In 2010, there was a group of us, twelve to be exact, who came together under an organizational umbrella. We made serious strides in advocacy, education, and resources. We paved a runway for which our movement was set to take off. For a few years we leaned forward and raised the bar for advocacy. We created magic that didn't exist back then - our special magic. Sadly, the umbrella failed, and the storm had dissolved an extraordinary plan for the twelve of us. However, our old friend hindsight continued to provide us with wisdom - a rainbow is not the only beautiful result of a major thunderstorm. Life went on and peace was eventually made. From the ashes came hope, and the birth of nonprofit organizations created for the people, by the people.
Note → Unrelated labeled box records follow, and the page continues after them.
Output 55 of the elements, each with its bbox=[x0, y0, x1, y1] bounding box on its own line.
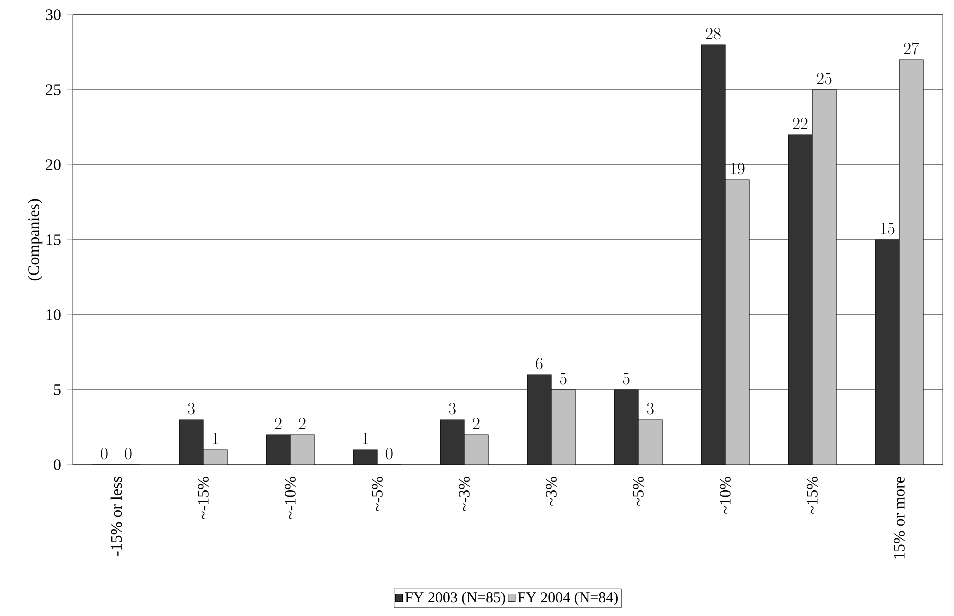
data-label: 25 bbox=[817, 72, 832, 85]
data-label: 2 bbox=[473, 418, 480, 430]
data-label: 3 bbox=[647, 402, 654, 415]
data-label: 2 bbox=[275, 418, 282, 430]
bar bbox=[614, 390, 639, 465]
data-label: 0 bbox=[125, 448, 132, 460]
bar bbox=[725, 180, 750, 465]
data-label: 3 bbox=[449, 402, 456, 415]
y-axis-title: (Companies) bbox=[28, 199, 43, 281]
y-tick-label: 20 bbox=[46, 160, 61, 170]
bar bbox=[638, 420, 663, 465]
legend-label: FY 2004 (N=84) bbox=[518, 592, 618, 606]
x-tick-label: ~-3% bbox=[459, 477, 470, 512]
data-label: 1 bbox=[363, 432, 368, 444]
y-tick-label: 5 bbox=[54, 384, 61, 396]
data-label: 19 bbox=[731, 162, 745, 175]
x-tick-label: -15% or less bbox=[110, 477, 122, 556]
data-label: 22 bbox=[793, 118, 808, 130]
data-label: 0 bbox=[386, 448, 393, 460]
x-tick-label: ~-5% bbox=[372, 477, 383, 512]
bar bbox=[179, 420, 204, 465]
x-tick-label: ~3% bbox=[546, 477, 557, 506]
bar bbox=[266, 434, 291, 465]
bar bbox=[812, 90, 837, 465]
data-label: 1 bbox=[213, 432, 218, 444]
data-label: 2 bbox=[299, 418, 306, 430]
x-tick-label: ~-10% bbox=[285, 477, 296, 520]
bar bbox=[551, 390, 576, 465]
legend-label: FY 2003 (N=85) bbox=[405, 592, 506, 606]
y-tick-label: 10 bbox=[46, 310, 61, 320]
bar bbox=[875, 240, 900, 465]
bar bbox=[527, 374, 552, 465]
data-label: 5 bbox=[560, 373, 567, 385]
data-label: 0 bbox=[101, 448, 108, 460]
y-tick-label: 0 bbox=[54, 460, 61, 470]
x-tick-label: ~-15% bbox=[198, 477, 209, 520]
y-tick-label: 30 bbox=[46, 10, 61, 20]
data-label: 27 bbox=[904, 42, 920, 55]
bar bbox=[899, 60, 924, 465]
y-tick-label: 15 bbox=[46, 234, 61, 246]
data-label: 5 bbox=[623, 373, 630, 385]
bar bbox=[701, 44, 726, 465]
bar bbox=[290, 434, 315, 465]
x-tick-label: 15% or more bbox=[894, 477, 905, 559]
data-label: 28 bbox=[706, 28, 721, 40]
x-tick-label: ~10% bbox=[720, 477, 731, 514]
data-label: 3 bbox=[188, 402, 195, 415]
bar bbox=[440, 420, 465, 465]
data-label: 6 bbox=[536, 358, 543, 370]
bar bbox=[788, 134, 813, 465]
y-tick-label: 25 bbox=[46, 84, 61, 96]
data-label: 15 bbox=[881, 222, 895, 235]
x-tick-label: ~5% bbox=[633, 477, 644, 506]
x-tick-label: ~15% bbox=[807, 477, 818, 514]
bar bbox=[464, 434, 489, 465]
The birth of WeHaveAFace...
Or, as someone once called it, "The red-headed step-child."
It wasn't comfortable hearing those words, but the person who whispered them in a crowd didn't know I was within earshot. But, I knew who she was. This woman was (and still is), a Huntington's disease medical professional. I still often wonder from time to time if her words were just "tongue in cheek," or did she genuinely mean it. Moving onward, my skin grew thicker, and the mission grew stronger. Slowly, but surely, the online community began to understand who we were and what we were trying to accomplish. Although I would occasionally hear that "someone said this," or "someone said that," those comments no longer held any gravity. They still hurt a bit, but I needed to move away from the negativity. In 2017, WeHaveAFace decided to orchestrate the first-of-its-kind convention of unity. We invited every Huntington's nonprofit on the planet to attend. The goal: to unite and move forward as one - inclusively. We were pleased by the attendance, however a year later, very little has changed, and for some, exclusivity continues. As planned, WeHaveAFace moved forward with our mission, with many goals to achieve.
Funding! Wherefore art thou Funding?
As a legally registered 501(c)(3) nonprofit organization, it can be a maddening experience finding a source of funding to provide your products and services. It is never easy to ask the community you serve for donations. So, you follow protocols and procedures (of big pharma) and drink from the same watering hole, alongside other nonprofits. It's competitive. It's stressful. At times it becomes daunting when another nonprofit produces products and/or services which already exists. Moreover, they replicate and reproduce products and services you have already piloted! Is that money wasted? I'll let you be the judge. Sometimes it's a fact that the smallest of the pack at the watering hole have to settle, regardless of the incredible efforts and differences they make in the lives of patients and families. My friends, this is a stone-cold fact that goes unnoticed by the community, and the funder.
The double-edged sword...how bittersweet it is!
It is so very bittersweet, the double-edged sword of advocacy. After the dust settles, and you truly comprehend that the "fight" within your advocacy is the same "fight" others share, things can change. You can change, and an organization can change. Advocacy makes us stronger, and it allows us learn from, and understand our mistakes and shortcomings. Identifying the reasons why we advocate, forces us to focus on the root of our mission. Advocacy cannot be owned by one person or one organization. In my opinion, advocacy should never be thought of as a job, but a deeply rooted desire, fueled by compassion to do what is right, to do what you know must be done.